A measure is construct-valid to the extent that it measures the attribute (construct, factor) it is sup posed to measure (Cronbach & Meehl, 1955). Construct validity implies reliability but reliability does not guarantee construct validity (Thurstone, 1937). Reliability means that a measure reflects a systematic factor, whereas construct validity means that it reflects the systematic factor we want to assess. Construct validity is thus directly related to multidetermination. If several causes affect the results obtained with a method, the method measures each cause but none with perfect validity. The methods in our example were not perfectly valid measures of altruistic personality because individual differences depended on other causes as well. As a consequence of multidetermination, methods have several validities (e.g., achievement tests measure ability with a certain validity but also achievement motivation with a certain validity). If the test was made for measuring ability, its (primary) validity as an ability measure should be much higher than its (secondary) validity as an achievement motivation measure.
Depending on the measurement purpose, the same factor can either be diagnostically relevant or irrelevant. In our helping example, the approval motive is diagnostically irrelevant and reduces the construct validity of self-reported help as a measure of helpfulness. By contrast, the approval motive is diagnostically relevant if we want to use self-reported help as a social desirability measure. In this case, helpfulness becomes diagnostically irrelevant and reduces the construct validity of our social desirability measure. Assuming that helpfulness is a stronger factor of self-reported help than is the approval motive, the example shows that the primary validity of a method is sometimes lower than its secondary validity.
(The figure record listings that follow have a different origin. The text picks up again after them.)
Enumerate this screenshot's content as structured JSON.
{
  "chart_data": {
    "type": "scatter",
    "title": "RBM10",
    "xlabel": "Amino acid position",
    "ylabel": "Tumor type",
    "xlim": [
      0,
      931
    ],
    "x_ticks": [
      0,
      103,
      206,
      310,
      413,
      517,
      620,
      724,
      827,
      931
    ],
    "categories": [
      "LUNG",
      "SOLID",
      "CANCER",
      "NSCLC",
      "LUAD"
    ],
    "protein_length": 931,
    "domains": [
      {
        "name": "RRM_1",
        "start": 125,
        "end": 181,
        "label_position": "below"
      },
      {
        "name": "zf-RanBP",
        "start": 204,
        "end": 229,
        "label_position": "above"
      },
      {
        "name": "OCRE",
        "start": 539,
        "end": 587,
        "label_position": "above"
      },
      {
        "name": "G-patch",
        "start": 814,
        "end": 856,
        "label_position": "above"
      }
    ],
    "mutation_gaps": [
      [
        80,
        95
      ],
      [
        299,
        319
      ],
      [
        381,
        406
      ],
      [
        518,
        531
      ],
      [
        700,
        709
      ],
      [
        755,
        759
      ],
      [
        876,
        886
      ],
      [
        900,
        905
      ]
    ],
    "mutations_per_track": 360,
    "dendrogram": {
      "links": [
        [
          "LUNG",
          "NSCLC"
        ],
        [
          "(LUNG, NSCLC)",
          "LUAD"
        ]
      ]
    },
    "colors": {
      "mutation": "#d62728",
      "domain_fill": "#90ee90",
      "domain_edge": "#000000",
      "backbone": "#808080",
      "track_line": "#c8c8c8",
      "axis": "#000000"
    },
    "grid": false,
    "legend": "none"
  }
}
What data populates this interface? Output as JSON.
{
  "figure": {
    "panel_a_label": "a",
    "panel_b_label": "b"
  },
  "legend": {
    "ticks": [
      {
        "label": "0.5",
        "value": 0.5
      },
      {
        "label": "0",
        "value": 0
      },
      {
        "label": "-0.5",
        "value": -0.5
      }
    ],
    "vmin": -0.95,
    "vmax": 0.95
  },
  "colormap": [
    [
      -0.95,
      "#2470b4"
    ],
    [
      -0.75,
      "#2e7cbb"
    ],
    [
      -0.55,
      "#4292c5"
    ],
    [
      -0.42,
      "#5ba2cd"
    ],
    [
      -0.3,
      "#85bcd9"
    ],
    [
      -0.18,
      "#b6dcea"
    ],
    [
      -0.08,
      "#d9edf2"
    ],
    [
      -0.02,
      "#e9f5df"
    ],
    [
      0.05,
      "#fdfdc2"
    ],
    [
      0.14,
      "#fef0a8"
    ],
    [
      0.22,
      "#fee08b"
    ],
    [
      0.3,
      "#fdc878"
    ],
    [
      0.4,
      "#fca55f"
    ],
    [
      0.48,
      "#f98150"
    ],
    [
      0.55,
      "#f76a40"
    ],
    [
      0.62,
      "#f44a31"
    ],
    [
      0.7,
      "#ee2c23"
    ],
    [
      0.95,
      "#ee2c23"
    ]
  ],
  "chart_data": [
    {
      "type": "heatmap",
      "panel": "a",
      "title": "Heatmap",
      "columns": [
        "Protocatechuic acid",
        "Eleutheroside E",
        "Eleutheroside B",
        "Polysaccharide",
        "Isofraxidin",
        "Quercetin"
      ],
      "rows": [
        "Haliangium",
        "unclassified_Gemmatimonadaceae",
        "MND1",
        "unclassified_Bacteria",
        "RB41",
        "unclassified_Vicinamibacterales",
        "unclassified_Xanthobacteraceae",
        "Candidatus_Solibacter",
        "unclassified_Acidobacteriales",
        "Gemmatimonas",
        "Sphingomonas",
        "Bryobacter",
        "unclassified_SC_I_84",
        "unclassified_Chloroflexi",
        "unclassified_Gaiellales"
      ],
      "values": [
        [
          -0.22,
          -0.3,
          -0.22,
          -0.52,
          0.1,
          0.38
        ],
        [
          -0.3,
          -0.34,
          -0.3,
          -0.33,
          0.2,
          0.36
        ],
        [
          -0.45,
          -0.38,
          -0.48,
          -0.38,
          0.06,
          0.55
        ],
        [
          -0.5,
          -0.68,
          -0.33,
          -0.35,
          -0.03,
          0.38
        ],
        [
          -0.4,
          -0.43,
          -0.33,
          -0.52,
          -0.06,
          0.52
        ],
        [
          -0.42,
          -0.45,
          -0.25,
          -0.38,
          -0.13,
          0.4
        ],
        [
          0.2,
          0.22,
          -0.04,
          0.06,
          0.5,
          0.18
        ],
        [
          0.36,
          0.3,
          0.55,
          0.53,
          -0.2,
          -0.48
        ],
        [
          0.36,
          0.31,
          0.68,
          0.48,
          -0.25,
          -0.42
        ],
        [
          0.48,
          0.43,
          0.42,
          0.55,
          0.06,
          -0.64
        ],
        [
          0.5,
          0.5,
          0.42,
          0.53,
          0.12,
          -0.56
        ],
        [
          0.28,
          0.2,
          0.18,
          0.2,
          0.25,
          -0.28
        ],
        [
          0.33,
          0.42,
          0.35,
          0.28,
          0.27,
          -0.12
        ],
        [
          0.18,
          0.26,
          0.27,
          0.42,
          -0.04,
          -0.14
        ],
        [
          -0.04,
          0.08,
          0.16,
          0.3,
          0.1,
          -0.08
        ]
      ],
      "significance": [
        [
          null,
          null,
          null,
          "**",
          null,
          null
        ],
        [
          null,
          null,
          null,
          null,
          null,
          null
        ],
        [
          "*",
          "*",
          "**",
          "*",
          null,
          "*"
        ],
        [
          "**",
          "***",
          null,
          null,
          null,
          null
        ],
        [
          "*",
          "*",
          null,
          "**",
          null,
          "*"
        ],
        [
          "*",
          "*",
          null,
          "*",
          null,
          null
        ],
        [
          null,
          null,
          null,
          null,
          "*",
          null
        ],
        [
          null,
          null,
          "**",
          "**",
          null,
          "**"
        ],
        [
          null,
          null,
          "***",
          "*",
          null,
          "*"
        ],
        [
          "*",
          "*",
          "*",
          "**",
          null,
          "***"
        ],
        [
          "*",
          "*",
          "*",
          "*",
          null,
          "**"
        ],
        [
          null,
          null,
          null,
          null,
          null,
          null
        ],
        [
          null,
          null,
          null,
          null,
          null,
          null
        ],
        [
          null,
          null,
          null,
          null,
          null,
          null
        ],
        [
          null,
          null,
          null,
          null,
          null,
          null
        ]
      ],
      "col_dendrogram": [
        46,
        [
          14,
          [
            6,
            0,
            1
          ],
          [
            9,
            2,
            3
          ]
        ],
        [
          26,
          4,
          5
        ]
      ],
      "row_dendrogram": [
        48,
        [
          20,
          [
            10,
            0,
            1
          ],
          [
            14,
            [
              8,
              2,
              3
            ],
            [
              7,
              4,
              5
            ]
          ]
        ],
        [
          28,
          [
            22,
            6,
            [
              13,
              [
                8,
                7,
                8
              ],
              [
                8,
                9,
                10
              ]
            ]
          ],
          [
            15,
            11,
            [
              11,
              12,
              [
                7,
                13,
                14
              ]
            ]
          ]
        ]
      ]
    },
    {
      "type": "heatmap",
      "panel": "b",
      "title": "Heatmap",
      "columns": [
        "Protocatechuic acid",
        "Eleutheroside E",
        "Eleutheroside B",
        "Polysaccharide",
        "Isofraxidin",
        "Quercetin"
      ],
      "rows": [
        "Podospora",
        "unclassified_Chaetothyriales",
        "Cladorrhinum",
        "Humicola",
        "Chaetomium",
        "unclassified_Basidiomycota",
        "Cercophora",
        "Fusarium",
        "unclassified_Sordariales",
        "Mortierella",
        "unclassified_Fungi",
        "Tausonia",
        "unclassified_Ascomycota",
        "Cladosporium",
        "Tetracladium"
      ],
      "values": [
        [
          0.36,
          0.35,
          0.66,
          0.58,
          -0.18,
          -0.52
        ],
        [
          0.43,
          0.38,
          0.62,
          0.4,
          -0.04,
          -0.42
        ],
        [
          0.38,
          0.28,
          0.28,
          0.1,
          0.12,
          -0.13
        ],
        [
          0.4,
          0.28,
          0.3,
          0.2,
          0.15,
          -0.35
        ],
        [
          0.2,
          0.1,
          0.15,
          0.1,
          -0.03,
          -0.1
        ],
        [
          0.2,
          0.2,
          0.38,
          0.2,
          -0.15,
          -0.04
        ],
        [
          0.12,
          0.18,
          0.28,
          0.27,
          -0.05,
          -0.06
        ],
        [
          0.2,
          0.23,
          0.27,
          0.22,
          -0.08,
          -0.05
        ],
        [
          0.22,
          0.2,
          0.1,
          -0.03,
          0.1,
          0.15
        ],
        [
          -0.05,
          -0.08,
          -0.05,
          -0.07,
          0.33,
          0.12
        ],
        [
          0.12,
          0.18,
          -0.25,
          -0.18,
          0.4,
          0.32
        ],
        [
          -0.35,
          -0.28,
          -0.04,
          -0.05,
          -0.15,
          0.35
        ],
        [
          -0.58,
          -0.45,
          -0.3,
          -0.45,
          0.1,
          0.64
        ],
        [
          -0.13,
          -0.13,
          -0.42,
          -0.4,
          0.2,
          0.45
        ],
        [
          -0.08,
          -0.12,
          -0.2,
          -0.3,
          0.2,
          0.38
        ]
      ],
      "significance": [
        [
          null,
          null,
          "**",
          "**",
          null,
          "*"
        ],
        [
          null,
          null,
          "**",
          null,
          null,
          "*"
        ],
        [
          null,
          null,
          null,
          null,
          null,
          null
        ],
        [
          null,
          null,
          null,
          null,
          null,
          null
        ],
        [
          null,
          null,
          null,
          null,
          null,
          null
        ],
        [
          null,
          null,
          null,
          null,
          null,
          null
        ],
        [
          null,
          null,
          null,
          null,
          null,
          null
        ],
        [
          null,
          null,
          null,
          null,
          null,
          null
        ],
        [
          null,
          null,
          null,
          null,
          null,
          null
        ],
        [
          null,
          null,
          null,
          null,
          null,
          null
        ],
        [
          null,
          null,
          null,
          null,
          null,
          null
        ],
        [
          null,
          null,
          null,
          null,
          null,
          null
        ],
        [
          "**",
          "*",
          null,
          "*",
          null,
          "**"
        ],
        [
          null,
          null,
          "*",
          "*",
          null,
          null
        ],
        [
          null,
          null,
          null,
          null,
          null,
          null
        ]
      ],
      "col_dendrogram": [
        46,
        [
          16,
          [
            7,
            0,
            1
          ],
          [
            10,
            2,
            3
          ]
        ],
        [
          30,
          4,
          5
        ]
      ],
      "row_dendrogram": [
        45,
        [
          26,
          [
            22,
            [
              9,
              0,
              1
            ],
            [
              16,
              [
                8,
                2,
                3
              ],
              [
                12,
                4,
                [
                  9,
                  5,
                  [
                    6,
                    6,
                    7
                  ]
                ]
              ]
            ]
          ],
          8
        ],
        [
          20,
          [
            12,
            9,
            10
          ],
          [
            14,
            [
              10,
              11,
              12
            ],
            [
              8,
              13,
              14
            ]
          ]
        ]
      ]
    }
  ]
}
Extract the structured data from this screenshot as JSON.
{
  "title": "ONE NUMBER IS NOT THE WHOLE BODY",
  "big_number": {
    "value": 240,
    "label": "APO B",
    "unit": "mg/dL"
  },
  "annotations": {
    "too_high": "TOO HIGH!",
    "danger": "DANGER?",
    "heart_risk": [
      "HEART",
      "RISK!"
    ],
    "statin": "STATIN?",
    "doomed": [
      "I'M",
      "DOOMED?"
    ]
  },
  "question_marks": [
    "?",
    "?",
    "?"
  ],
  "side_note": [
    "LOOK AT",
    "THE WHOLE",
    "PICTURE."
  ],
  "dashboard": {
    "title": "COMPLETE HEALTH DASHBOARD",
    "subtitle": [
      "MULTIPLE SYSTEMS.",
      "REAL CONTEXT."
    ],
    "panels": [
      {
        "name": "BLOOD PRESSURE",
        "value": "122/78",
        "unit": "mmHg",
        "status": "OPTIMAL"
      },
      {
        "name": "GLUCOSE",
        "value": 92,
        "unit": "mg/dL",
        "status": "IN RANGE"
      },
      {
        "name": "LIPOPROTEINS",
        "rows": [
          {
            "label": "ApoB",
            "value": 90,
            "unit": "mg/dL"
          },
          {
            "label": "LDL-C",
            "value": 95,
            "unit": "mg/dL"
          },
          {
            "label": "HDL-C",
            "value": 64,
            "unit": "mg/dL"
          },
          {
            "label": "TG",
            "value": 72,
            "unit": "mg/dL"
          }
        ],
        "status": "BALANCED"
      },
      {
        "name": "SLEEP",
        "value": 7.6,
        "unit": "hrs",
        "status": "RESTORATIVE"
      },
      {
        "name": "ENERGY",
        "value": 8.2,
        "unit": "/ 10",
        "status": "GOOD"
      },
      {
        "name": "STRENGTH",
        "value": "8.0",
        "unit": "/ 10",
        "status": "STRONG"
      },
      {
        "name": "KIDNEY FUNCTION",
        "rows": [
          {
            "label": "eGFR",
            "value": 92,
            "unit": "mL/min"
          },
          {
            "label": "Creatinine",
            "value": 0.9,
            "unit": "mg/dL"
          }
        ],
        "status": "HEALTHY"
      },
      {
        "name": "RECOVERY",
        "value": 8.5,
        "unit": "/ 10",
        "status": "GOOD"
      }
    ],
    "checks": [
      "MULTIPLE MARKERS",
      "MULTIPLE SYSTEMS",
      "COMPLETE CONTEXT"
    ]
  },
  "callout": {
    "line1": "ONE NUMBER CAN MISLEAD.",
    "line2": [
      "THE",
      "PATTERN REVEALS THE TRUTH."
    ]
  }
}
Diagnostically irrelevant factors of assessment methods can be method-specific (nonshared) or common (shared). Although both types of factors reduce the construct validity of an assessment method, they have different implications for convergence. Whereas method-specific factors reduce convergence among methods, common method factors increase convergence (Hoyt, 2000). Consider our helpfulness example. If I asked my neighbor and his wife whether my plants had been watered, both answers will probably measure true helpfulness. In addition, however, both answers might reflect social desirability as a second common factor. My neighbor might exaggerate his help as a result of his approval motive as well as his wife. She may hope that my approval and gratefulness will be directed not only to her husband but also to her. Both factors, helpfulness and social desirability, are common factors here and contribute to convergence. However, social desirability as a diagnosti-cally irrelevant common factor reduces the construct validity of both measures. The example demonstrates that convergence among methods is an insufficient criterion of construct validity (Campbell & Fiske, 1959). Convergence across methods reflects their construct validity only if they are heterogeneous in the sense that they only share the diagnostically relevant factor (Houts et al., 1986). Defining heterogeneity in practice is a challenge, however, because separating the diagnostically relevant sources of variance from the irrelevant sources requires what we seek: valid measures. This explains why choice of method is a matter of theory (Fiske, 1987b).